The thinwire network has finally been disconnected, and the other older
networks (LocalTalk, FDDI) serve rather few nodes, just two older
printers on LocalTalk, although the FDDI provides an useful addition to
the network capacity to the AlphaServers.
1.1.3 Reorganising NIS services and NFS mounting.
A vital component of the network services are the NIS services which
provide password information and other network information to all Unix
and Linux client systems. For several years various SGI workstations
were being used as both master and slave servers. In Feb 2002 this
service was migrated to the AS4100 as master and the dual Linux servers
as slaves, a rather fiddly process to ensure uninterrupted information
was supplied to clients, and that e.g. password changes were
communicated to the correct servers. This was fortuitously performed
just a month before the system disk on the previous SGI master failed!
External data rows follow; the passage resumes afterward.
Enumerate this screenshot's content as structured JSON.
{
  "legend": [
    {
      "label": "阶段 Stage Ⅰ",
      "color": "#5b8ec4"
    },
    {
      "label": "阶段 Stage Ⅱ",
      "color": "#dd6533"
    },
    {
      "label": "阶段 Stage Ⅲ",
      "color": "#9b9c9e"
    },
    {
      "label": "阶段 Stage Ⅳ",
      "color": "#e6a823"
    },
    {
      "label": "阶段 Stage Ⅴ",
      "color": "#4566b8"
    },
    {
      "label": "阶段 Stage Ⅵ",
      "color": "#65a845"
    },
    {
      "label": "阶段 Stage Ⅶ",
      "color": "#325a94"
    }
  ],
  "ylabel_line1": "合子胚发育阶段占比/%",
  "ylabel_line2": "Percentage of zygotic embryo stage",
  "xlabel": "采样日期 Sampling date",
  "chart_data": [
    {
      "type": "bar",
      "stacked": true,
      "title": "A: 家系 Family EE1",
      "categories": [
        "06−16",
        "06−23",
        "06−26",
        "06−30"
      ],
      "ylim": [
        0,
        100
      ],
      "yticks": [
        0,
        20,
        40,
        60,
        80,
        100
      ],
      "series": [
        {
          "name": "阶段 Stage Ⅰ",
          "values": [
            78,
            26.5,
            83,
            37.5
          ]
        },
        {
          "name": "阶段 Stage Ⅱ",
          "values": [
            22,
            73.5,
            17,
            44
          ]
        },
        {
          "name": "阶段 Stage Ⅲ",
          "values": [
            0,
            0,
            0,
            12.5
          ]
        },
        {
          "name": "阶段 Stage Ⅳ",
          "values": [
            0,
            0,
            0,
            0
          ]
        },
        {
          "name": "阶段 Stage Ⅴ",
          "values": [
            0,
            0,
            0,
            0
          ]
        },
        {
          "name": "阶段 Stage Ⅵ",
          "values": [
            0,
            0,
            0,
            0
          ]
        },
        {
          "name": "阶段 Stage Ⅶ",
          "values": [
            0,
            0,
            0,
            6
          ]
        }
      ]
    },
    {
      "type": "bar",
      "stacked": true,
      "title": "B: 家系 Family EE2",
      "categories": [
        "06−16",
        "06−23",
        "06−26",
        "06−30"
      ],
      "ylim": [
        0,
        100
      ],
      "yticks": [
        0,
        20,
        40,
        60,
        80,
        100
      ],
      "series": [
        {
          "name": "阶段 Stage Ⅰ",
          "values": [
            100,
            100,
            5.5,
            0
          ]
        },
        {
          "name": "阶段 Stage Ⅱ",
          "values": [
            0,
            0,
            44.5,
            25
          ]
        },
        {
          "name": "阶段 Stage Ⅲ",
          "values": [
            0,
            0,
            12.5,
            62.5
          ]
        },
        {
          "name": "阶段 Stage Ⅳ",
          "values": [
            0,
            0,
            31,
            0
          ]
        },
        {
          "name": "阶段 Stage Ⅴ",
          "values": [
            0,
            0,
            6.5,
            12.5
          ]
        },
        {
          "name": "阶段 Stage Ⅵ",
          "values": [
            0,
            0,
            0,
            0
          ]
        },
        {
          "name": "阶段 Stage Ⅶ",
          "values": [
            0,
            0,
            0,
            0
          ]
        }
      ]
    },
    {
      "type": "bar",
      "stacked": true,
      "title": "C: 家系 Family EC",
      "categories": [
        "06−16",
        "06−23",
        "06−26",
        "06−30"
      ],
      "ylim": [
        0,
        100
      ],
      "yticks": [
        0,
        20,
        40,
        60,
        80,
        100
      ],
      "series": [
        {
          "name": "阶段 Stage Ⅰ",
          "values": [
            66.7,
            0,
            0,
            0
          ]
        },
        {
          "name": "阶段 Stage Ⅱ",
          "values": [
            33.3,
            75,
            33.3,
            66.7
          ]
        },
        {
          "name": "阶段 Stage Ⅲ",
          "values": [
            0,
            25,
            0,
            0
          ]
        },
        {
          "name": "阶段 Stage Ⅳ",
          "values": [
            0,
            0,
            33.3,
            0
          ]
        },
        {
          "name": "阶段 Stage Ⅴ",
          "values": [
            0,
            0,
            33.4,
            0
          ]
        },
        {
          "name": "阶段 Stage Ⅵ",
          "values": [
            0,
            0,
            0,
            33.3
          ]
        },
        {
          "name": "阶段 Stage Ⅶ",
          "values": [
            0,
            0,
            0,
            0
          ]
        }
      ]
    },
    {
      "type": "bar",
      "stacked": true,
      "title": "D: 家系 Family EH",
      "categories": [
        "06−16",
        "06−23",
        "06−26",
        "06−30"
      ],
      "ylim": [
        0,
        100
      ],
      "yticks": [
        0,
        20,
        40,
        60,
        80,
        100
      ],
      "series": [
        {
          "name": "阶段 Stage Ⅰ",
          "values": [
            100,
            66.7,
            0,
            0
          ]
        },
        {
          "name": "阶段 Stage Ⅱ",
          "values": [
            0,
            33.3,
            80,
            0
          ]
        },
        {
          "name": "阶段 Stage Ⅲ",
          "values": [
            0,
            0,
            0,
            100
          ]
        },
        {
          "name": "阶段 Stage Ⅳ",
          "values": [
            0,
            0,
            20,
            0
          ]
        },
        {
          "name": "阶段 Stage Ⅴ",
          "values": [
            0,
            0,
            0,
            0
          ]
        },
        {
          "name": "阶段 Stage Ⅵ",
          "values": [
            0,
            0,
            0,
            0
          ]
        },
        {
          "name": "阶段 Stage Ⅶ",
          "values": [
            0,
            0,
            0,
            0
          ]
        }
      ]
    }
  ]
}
In addition, a set of NIS maps were produced to distribute
automatically the NFS automounting information to all clients. This
information relates network filesystem names to the appropriate server
hosting the disk and the mount point to use, and had previously been
maintained separately on each client. After a one-off reconfiguration
of the automounter on each client, we are now assured that the disk
mounting information is consistent on all clients, and further changes
and additions to NFS disk mounting information can be propagated by a
single change to the NIS maps. This is invaluable as new disk services
are set up and existing ones migrated between servers
There are now nearly 200 host addresses registered to the Laboratory
network, which includes a wide variety of systems:- the central servers
as described above; Mark Sansom's group's PC cluster; a large number of
desktop systems, including Intel systems running either Windows or
Linux, and Apple Macintosh computers; personal laptop computers; and a
number of systems dedicated to specific tasks, such as control of the
Area Detectors and the Optronics scanner.